The mass murder of the educated, teachers, doctors, wealthy affluent families, politicians, religious and or business owners
Do you fall into any of those categories? If you do, imagine if you and all you know who fit into those categories were persecuted, tortured and killed? That's what happened to my mother and father's family. They were killed and even the children were killed incase they grew up and took revenge for the deaths of their parents. They killed all the educated and anyone who could be intelligent or influential enough to create uprising and revolutions.
My parents said the only way to survive those years were to pretend to be only a poor farmer or servant and pray that no-one recognises you and your lies. They had to hide the fact that they could speak, read and write in a few languages, hide the fact that their parents owned properties, land and that they had servants. Hide the fact that they were educated and prayed that no-one would recognise them and report them for reward - a measly amount of food reward. If you were caught hiding your knowledge, they killed you and they killed your family. They pretended to know nothing, the less said the safer it was.
They split up families and used that as threats used to punish you if you misbehaved. If you misbehaved, the threat was that they would kill your siblings and family in the other 'camps'.
The starvation and deaths
My mum tells me about how they laboured in the rice farms for 12-15 hour days planting and growing rice which were mainly for exporting to China so that Pol Pot and his Khmer Rouge regime could pay China for their guns, ammunitions and financial loans. She said that they laboured in the hot tropical heat every single day for five years and each day, they would get one small bowl of watery porridge.
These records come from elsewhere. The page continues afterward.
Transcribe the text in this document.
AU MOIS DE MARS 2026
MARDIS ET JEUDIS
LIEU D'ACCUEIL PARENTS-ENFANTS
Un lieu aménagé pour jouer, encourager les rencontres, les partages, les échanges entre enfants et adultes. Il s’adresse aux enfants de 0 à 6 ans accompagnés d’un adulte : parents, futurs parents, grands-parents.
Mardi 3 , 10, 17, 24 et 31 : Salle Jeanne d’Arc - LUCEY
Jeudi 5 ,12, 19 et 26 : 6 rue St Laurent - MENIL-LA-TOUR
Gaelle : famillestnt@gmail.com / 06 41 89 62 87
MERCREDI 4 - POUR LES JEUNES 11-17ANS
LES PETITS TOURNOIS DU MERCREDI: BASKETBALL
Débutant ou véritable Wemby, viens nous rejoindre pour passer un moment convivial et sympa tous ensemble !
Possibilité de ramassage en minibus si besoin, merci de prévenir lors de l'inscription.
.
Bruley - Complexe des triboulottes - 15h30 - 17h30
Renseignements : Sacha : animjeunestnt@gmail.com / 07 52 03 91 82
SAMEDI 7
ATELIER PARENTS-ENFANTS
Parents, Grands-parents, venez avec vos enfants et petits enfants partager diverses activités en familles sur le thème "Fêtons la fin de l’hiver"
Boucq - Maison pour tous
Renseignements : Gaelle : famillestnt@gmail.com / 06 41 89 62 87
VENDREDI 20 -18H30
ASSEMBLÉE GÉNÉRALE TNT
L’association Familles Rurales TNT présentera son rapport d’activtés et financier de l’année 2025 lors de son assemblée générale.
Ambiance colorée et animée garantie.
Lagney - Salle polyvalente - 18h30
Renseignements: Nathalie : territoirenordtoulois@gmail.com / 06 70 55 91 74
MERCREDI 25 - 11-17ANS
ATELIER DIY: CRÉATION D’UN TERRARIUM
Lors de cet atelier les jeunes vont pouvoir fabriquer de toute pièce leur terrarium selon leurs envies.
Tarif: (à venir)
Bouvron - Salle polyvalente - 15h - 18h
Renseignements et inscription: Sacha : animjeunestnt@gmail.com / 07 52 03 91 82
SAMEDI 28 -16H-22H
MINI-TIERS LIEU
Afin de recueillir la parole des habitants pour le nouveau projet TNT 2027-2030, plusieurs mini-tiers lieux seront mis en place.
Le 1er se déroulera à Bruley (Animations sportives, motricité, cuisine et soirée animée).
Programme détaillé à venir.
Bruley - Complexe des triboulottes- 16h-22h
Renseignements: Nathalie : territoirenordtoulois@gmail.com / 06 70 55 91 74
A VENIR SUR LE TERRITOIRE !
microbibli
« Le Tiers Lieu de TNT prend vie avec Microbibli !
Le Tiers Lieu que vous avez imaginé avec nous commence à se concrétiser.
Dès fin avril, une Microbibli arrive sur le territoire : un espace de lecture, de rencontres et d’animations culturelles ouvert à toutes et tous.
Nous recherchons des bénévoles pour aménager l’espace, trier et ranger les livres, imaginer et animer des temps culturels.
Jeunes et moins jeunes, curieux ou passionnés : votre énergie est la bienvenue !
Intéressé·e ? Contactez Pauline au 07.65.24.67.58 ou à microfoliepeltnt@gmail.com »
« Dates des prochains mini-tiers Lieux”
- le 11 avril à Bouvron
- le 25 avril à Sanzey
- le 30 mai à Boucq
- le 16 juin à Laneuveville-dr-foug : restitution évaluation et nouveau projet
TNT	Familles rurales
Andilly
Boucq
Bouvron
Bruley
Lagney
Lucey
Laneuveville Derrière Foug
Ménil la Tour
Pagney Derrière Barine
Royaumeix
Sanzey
Have you ever dined in a Chinese restaurant and they give you those tiny bowls to eat your rice and food from? My mum tells me that they were fed a small bowl with about 1 tablespoon of rice in that watery mix for each day of back breaking labour and that was all they were given to eat. That's why so many Cambodians eventually perished from starvation, disease and overwork. There were no more doctors, nurses nor medicine since they were anihilated and murdered already. And any doctors or nurses that were able to survive were hiding their knowledge and experience due to the fear of being found out, tortured for more information and then killed.
My parents tell me about about their escape into Thailand's refugee camps and the mass graves they passed along the way. The stench of death and the fear of landmines, being tortured and being shot if they were caught.
The present and the future
Only by being aware of our past and spreading the knowledge can we prevent this from happening again. This is my homage to the future. May we all live to remember the suffering of the past and remember to treat our future respectfully and not wage war on each other. There are wars, suffering and repression being waged in Iraq, Burma, parts of South Africa and elsewhere in the world. I wish it would all end. I wish the world could live in peace and harmony.
Loung Ung's book strikes deep chord within myself and reminds me of my own family's history and the challenges that they faced to be standing here. It reminds me to not be selfish and donate, lend a helping hand and to always remember that no matter what I believe my sufferings to be, I am fortunate and I have nothing to complain about. I do wonder if she is somehow a relative of mine or related to me somehow and whether some of her losses in her book are also some of my family's losses.